Britain's biggest supermarket chain Tesco said sales had declined less than expected in its first quarter.
This suggests that a tentative recovery in its key home market could be starting to move onto a stronger footing.
Tesco, which endured a horrendous 18 months marred by profit warnings, a record statutory loss and an accounting scandal, said sales at UK stores open for more than a year fell 1.3% over the 13 weeks to May 30.
This compared with forecasts of a decline of between 1.6% and 3% by analysts polled by Reuters.
Tesco attributed the outcome to lower prices, better product availability and improved customer service, which it said had resulted in more people buying more goods in greater volume, albeit at lower prices.

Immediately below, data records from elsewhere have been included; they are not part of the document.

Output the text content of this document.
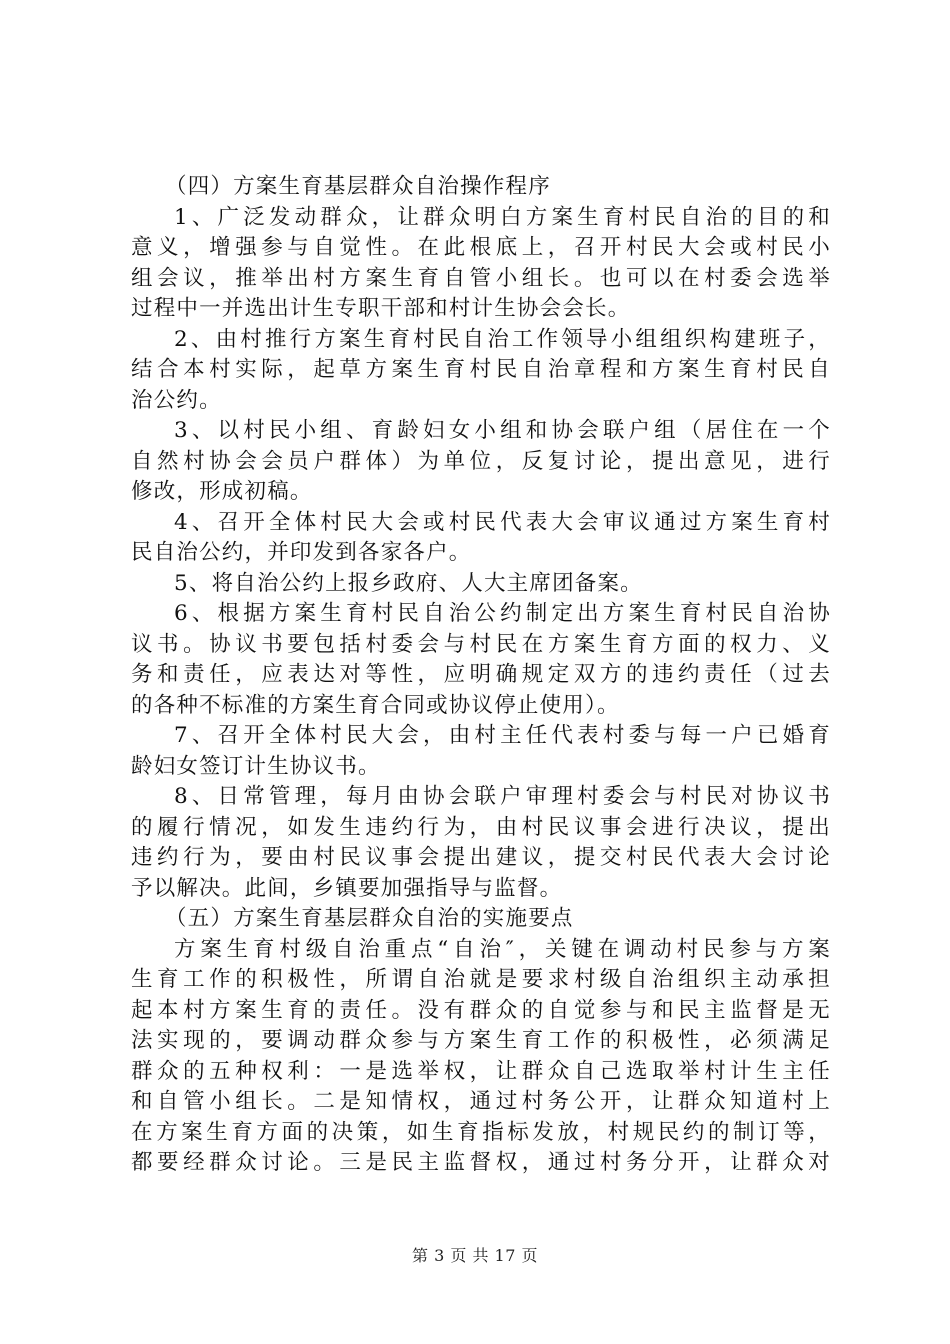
（四）方案生育基层群众自治操作程序
1、广泛发动群众，让群众明白方案生育村民自治的目的和
意义，增强参与自觉性。在此根底上，召开村民大会或村民小
组会议，推举出村方案生育自管小组长。也可以在村委会选举
过程中一并选出计生专职干部和村计生协会会长。
2、由村推行方案生育村民自治工作领导小组组织构建班子，
结合本村实际，起草方案生育村民自治章程和方案生育村民自
治公约。
3、以村民小组、育龄妇女小组和协会联户组（居住在一个
自然村协会会员户群体）为单位，反复讨论，提出意见，进行
修改，形成初稿。
4、召开全体村民大会或村民代表大会审议通过方案生育村
民自治公约，并印发到各家各户。
5、将自治公约上报乡政府、人大主席团备案。
6、根据方案生育村民自治公约制定出方案生育村民自治协
议书。协议书要包括村委会与村民在方案生育方面的权力、义
务和责任，应表达对等性，应明确规定双方的违约责任（过去
的各种不标准的方案生育合同或协议停止使用）。
7、召开全体村民大会，由村主任代表村委与每一户已婚育
龄妇女签订计生协议书。
8、日常管理，每月由协会联户审理村委会与村民对协议书
的履行情况，如发生违约行为，由村民议事会进行决议，提出
违约行为，要由村民议事会提出建议，提交村民代表大会讨论
予以解决。此间，乡镇要加强指导与监督。
（五）方案生育基层群众自治的实施要点
方案生育村级自治重点“自治″，关键在调动村民参与方案
生育工作的积极性，所谓自治就是要求村级自治组织主动承担
起本村方案生育的责任。没有群众的自觉参与和民主监督是无
法实现的，要调动群众参与方案生育工作的积极性，必须满足
群众的五种权利：一是选举权，让群众自己选取举村计生主任
和自管小组长。二是知情权，通过村务公开，让群众知道村上
在方案生育方面的决策，如生育指标发放，村规民约的制订等，
都要经群众讨论。三是民主监督权，通过村务分开，让群众对
第 3 页 共 17 页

The first-quarter decline also marks an improvement on the 1.7% fall recorded in the fourth quarter of its previous financial year.
Tesco said its Irish like-for-like sales were down 4.4% over the three months to the end of May compared to the same time last year.

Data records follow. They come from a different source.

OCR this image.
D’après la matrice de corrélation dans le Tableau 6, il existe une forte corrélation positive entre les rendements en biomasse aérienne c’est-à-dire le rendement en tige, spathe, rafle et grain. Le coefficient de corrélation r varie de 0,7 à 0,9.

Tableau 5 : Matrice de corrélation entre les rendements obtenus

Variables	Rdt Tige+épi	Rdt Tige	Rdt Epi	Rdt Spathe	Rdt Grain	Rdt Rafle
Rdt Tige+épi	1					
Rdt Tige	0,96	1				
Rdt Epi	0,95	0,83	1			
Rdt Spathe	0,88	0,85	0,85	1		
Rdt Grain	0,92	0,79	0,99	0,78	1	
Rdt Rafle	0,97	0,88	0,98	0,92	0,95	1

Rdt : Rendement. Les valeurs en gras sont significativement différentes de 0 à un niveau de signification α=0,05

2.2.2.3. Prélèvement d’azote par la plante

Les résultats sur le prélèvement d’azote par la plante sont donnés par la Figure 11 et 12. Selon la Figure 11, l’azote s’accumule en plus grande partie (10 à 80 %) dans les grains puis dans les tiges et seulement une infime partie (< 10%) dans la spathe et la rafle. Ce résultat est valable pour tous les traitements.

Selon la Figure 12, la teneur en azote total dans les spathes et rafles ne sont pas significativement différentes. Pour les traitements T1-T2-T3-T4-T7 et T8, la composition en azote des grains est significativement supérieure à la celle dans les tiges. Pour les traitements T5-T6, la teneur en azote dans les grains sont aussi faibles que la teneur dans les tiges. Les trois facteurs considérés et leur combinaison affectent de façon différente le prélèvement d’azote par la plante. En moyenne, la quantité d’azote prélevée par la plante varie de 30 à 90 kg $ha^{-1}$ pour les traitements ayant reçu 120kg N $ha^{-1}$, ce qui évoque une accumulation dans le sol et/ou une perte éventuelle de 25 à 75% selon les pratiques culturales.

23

"Whilst the market is still challenging and volatility is likely to remain a feature of short-term performance, these first-quarter results represent another step in the right direction," Tesco's chief executive Dave Lewis said.
"We do feel we are more in control than perhaps we were a year ago and this is another step in the right direction, but nobody ever said this was going to be quick or easy," Lewis said.
Lewis, a former Unilever executive who was brought in last September to lead a turnaround in the company, is cutting costs and selling assets as he seeks to reduce Tesco's debts, get back its investment-grade credit rating and re-build the firm's credibility after the damaging year.
The trading update comes ahead of its annual shareholders' meeting which could turn into a stormy affair.
The meeting is the first chance for investors to quiz the board directly since the accounting scandal, which related to wrongly booking payments from suppliers, broke in September.
Shareholders could revolt over a £1.2m payoff to former chief executive Philip Clarke, who was sacked in July, and a £1m payout to former finance chief Laurie McIlwee, who resigned in April last year.
Mr Lewis declined to comment on possible disposals until something had been agreed.
The group is selling its data business Dunnhumby and, according to sources familiar with the matter, has hired HSBC to explore the sale of its South Korean unit, Homeplus, the group's biggest business outside Britain.